Made-in-Vietnam solar panels are exempt from tariffs to the US for two years |
On June 6, US President Joe Biden announced a 24-month tax exemption for solar panels imported from four Southeast Asian countries, including Vietnam.
The move aims to temporarily facilitate US solar deployers’ ability to source solar modules and cells from Cambodia, Malaysia, Thailand, and Vietnam by providing that those components can be imported free of certain duties for 24 months. It will help ensure that the US has a sufficient supply of solar modules to meet its electricity generation needs while domestic manufacturing can ramp up operations.
The president also activated the use of the Defense Production Act to accelerate domestic production of clean energy technologies, including solar panel parts in the US.
The White House stressed that clean energy technologies are a critical part of the arsenal the US must harness to lower energy costs for families, reduce risks to its power grid, and tackle the urgent crisis of a changing climate.
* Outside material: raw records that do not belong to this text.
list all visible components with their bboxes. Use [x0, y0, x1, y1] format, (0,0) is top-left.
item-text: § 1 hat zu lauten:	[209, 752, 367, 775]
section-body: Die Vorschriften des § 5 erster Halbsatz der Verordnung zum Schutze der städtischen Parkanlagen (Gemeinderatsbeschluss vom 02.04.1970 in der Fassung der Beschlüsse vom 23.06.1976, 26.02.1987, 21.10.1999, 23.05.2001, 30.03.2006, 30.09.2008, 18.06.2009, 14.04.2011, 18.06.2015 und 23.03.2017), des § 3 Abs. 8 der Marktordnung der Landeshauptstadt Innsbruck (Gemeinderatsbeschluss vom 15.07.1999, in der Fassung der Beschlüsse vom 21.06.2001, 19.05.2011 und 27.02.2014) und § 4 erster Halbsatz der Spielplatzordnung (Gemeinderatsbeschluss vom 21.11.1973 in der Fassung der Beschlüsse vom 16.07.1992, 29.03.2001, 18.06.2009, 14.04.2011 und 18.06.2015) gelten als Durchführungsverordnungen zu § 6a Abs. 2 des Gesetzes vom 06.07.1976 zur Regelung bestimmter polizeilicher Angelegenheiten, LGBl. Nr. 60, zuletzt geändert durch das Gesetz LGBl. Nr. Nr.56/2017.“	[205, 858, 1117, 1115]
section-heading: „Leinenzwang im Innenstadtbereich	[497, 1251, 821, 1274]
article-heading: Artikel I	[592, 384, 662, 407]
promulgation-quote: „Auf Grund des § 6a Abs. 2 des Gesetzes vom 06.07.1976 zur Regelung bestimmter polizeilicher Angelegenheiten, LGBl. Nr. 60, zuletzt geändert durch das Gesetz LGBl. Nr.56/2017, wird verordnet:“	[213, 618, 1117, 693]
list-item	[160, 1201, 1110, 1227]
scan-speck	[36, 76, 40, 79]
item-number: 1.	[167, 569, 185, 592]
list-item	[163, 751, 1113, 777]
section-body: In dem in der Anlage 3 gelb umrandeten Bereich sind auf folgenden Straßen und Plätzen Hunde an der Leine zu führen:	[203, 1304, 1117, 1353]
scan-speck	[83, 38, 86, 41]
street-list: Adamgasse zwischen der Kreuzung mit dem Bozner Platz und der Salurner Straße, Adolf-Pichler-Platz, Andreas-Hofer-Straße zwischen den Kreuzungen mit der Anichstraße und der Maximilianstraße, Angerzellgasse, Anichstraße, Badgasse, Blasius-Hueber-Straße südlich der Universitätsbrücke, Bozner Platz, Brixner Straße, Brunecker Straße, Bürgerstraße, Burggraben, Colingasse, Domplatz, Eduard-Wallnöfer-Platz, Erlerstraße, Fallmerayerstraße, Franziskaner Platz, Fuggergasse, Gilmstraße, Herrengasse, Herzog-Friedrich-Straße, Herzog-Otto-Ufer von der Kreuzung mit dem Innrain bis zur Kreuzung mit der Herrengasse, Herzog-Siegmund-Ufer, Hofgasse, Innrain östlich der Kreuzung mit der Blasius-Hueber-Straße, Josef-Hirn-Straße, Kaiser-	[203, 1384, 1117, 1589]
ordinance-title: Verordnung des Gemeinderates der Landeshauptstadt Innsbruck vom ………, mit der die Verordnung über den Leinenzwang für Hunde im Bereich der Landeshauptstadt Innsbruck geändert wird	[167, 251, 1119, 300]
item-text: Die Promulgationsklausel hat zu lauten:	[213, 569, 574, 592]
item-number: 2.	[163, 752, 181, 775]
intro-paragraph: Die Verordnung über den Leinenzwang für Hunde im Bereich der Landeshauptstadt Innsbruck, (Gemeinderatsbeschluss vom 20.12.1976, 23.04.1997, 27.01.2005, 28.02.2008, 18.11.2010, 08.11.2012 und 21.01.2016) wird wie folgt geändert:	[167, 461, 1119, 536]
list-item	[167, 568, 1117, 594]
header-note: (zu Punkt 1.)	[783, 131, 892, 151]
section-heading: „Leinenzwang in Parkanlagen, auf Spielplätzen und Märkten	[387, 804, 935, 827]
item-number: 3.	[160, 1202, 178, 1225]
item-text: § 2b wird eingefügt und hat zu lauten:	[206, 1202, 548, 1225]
From day one, President Biden has mobilised investment in these critical technologies. Thanks to his clean energy and climate agenda, last year marked the largest deployment of solar, wind, and batteries in US history.
The US is also now on track to triple domestic solar manufacturing capacity by 2024, from 7.5GW to a total of 22.5GW – enough to enable more than 3.3 million homes to switch to clean solar energy each year.
According to Rystad Energy, panels from Vietnam, Cambodia, Malaysia and Thailand made up 85 per cent of all solar power capacity imported to the US last year, and 99 per cent in the first two months of 2022.
The latest announcement by the US President successfully averts a US Commerce Department probe that might result in much higher duties on some imported solar panel components from four Southeast Asian nations.